In the above link you will see a map of old Disneyland which looks a lot like Disneyland as it was when I last took a visiting cousin in June of this year. The basic sections of the park are there with the exception of ToonTown.
The author doesn't go as in-depth as I expected, except to name a few things from the bygone era. What's interesting is the sponsorship of attractions by major corporations including good ole Monsanto, Kodak, General Electric, Carnation. Nowadays, I can't think of any other particular brand within the park other than Disney. What would have been interesting would be side-by-side comparisons of different attractions and locations.
I wonder about the mundane things that make up the experience at Disneyland: how long were the lines? How were they managed? What were the prices relative to now? What was the surrounding geography prior to building the extra resort areas?
I also wonder what Disney was like before all the relatively recent cinematic successes of the Disney princesses and cartoons. What was the electrical parade like?
This would have been a whatever type piece that I wouldn't have thought about much again, if there wasn't one part of this blog that is banal and perhaps under the radar for 99.9% of the population, but irked me a little maybe because the writer used a phrase that I disliked when I don't think it's necessary.
It was use of the adjectival phrase, "politically incorrect."
There are some comically dated attractions: the now politically incorrect “unfriendly Indians” who burned settlers cabins - See more at: http://www.lamag.com/citythinkblog/citydig-disneyland-like-1968/#sthash.556U4oJz.dpufThere are some comically outdated attractions: the now politically incorrect "unfriendly Indians" who burned settler cabins.
There are some comically outdated attractions: the "unfriendly Indians" who burned settler cabins.To me it would've been fine, he could've done without that "now politically incorrect."
I almost categorically dislike writing that includes that phrase, "politically incorrect" because it tends to signal a writer who appears to quietly show disdain for what they perceive as a more diverse, inclusive status quo.
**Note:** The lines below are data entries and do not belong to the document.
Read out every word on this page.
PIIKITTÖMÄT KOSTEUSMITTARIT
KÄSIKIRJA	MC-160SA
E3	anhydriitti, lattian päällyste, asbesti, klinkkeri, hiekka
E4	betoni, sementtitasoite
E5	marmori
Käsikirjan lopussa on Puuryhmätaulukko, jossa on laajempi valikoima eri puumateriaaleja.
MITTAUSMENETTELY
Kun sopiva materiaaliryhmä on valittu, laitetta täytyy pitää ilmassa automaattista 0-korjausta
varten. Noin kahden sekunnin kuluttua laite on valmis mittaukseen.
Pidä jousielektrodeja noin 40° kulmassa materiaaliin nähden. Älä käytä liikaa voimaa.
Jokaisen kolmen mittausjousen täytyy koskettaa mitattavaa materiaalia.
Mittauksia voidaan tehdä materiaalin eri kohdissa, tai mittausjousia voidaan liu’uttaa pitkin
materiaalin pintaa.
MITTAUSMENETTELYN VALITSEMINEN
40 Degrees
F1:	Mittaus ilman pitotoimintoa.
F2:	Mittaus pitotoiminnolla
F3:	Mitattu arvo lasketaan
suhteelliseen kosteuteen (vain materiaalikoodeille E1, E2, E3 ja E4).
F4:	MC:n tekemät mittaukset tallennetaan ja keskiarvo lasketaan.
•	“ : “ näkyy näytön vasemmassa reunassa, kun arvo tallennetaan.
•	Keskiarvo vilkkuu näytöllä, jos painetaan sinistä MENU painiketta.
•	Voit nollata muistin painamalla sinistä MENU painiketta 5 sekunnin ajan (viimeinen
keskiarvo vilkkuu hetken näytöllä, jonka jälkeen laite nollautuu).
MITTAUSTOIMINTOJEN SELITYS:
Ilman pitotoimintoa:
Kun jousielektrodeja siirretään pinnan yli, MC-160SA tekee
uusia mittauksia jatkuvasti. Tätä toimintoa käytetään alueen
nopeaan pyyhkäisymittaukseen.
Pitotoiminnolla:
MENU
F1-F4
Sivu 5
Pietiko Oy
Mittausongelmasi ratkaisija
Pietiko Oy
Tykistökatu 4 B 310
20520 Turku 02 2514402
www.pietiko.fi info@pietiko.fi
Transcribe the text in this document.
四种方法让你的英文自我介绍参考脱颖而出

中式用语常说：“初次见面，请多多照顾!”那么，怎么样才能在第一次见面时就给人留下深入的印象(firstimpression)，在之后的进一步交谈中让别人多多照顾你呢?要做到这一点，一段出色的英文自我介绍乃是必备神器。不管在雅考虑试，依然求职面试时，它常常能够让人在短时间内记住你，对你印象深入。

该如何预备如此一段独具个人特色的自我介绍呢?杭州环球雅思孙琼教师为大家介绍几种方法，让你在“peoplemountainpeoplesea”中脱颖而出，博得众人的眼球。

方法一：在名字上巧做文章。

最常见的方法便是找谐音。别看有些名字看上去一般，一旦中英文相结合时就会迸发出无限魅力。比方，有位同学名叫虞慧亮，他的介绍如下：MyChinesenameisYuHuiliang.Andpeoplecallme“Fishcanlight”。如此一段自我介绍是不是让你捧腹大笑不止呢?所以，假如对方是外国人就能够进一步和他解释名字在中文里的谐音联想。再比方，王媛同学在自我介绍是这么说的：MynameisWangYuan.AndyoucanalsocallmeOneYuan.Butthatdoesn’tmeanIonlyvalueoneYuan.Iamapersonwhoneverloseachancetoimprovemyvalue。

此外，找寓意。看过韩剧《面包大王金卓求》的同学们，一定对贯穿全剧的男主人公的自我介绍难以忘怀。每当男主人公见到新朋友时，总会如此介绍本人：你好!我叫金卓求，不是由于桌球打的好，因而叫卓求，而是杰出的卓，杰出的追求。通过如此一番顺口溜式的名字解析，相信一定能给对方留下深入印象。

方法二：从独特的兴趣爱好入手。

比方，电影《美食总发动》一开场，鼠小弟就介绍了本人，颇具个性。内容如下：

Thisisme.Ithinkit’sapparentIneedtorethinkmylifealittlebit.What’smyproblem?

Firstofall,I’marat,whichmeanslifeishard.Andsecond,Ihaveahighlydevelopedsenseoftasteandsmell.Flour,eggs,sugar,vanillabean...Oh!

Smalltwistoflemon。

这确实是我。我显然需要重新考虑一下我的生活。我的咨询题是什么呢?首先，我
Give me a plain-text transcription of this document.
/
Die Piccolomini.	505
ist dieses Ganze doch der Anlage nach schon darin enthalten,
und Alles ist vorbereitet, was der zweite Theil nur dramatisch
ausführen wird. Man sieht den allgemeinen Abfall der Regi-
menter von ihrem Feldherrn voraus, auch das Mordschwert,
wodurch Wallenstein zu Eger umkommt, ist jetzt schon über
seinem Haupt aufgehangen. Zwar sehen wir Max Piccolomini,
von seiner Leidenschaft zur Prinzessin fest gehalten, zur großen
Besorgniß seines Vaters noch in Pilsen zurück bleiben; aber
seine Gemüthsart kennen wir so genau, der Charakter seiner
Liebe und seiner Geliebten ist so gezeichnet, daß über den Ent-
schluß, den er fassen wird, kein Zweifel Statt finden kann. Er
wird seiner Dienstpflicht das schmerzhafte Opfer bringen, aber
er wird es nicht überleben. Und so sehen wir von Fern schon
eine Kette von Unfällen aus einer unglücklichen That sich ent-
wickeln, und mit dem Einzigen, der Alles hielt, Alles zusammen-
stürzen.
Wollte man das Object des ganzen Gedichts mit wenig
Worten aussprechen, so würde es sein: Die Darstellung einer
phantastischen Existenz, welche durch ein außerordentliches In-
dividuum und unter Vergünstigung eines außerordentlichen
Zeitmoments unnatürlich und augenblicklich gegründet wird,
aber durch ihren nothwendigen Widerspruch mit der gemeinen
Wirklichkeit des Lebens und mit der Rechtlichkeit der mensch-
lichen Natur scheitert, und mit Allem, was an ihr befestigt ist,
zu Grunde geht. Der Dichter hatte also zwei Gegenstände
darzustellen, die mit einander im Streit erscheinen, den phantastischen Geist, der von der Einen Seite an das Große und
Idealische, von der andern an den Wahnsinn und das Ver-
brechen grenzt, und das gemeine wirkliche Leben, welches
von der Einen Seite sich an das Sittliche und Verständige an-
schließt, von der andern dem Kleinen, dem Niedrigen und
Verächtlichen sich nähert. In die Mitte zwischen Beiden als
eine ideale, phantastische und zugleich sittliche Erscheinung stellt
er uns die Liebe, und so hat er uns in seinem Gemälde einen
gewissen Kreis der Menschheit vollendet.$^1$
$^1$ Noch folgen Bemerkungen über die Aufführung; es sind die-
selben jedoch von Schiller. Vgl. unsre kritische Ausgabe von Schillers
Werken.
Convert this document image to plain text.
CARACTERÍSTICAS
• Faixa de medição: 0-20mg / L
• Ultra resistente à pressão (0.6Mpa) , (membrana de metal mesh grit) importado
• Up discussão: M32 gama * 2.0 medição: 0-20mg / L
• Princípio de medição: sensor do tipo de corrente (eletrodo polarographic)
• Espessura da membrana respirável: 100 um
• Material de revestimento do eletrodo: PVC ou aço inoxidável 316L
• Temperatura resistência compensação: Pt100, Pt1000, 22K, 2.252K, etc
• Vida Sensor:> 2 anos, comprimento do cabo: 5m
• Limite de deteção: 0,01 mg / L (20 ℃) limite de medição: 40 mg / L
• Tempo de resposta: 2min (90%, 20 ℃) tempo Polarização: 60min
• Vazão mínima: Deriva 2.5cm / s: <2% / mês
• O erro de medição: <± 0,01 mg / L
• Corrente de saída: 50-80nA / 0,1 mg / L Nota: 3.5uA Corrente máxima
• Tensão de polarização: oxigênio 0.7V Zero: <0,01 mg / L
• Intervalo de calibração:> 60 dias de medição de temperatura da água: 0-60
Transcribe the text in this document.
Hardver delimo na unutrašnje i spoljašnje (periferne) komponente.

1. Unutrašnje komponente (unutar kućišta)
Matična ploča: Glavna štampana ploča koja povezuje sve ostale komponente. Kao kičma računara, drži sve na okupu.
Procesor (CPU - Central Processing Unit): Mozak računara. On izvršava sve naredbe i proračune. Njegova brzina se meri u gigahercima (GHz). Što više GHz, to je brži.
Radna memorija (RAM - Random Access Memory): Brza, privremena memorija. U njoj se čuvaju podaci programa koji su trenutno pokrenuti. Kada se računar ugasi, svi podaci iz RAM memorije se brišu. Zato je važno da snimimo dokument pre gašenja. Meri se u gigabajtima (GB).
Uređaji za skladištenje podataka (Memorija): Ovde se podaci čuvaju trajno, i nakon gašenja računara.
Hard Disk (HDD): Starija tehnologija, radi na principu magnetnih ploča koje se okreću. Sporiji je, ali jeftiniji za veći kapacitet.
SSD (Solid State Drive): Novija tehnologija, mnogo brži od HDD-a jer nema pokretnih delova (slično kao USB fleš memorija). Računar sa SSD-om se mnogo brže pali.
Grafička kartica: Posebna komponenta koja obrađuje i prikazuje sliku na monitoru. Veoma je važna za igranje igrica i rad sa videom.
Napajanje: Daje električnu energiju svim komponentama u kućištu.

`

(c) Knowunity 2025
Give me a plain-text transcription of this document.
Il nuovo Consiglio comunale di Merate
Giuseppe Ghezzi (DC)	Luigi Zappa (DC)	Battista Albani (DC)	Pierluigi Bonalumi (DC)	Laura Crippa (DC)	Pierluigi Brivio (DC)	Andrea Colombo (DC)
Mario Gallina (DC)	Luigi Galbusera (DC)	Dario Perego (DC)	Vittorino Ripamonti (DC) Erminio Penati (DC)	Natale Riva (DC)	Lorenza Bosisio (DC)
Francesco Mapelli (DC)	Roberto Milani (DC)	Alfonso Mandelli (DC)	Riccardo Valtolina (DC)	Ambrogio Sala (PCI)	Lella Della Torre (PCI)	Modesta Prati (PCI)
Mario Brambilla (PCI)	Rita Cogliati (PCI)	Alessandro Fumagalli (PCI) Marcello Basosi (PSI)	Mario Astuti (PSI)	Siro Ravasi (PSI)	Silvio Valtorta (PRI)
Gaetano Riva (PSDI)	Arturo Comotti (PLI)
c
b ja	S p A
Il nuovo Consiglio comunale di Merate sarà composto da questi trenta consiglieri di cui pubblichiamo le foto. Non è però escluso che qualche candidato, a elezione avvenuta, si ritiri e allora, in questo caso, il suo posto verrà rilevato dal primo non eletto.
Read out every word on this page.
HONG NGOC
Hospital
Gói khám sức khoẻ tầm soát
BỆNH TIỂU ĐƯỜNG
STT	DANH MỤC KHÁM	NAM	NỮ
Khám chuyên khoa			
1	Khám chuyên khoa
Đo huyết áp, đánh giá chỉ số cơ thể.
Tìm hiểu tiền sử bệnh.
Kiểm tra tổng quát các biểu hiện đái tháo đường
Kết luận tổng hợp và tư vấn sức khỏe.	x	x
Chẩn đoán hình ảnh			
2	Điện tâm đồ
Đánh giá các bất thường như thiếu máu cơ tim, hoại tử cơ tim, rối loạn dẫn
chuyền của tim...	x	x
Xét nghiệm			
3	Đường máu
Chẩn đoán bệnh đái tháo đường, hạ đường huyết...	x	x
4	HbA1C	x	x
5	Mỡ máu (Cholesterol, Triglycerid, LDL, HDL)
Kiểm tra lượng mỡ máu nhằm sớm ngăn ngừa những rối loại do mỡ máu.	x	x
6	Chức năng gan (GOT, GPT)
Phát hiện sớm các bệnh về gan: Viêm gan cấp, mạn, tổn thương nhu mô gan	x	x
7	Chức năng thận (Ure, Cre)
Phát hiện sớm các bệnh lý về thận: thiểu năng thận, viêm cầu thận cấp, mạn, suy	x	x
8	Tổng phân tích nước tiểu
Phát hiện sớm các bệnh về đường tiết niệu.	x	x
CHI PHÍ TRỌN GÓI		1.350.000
It's like a quiet clamoring for the exclusive "good ol days." I'm not going to try to guess the writer's intention, but in my experience, it's usually not a good sign.
The idea of "politically correctness" rests on the idea that some "truth" is not being spoken and/or is being censured/hidden because the person/entity (Disney) speaking does not want to offend people. It is as if the writer was saying that Disney was speaking some 'truth' by having this "unfriendly Indian burning cabins" show/exhibit, Disney made a reactionary decision to cancel it, and have been prevented from doing this only because some customers got mad and started crying to put it crudely.
Maybe that is exactly what happened, but as a part fan of the general stuff that Disney puts out, I'd also like to think that the internal decisionmakers of Disney itself became more diverse, aware, and more inclusive and sought to do away with the exhibition "organically."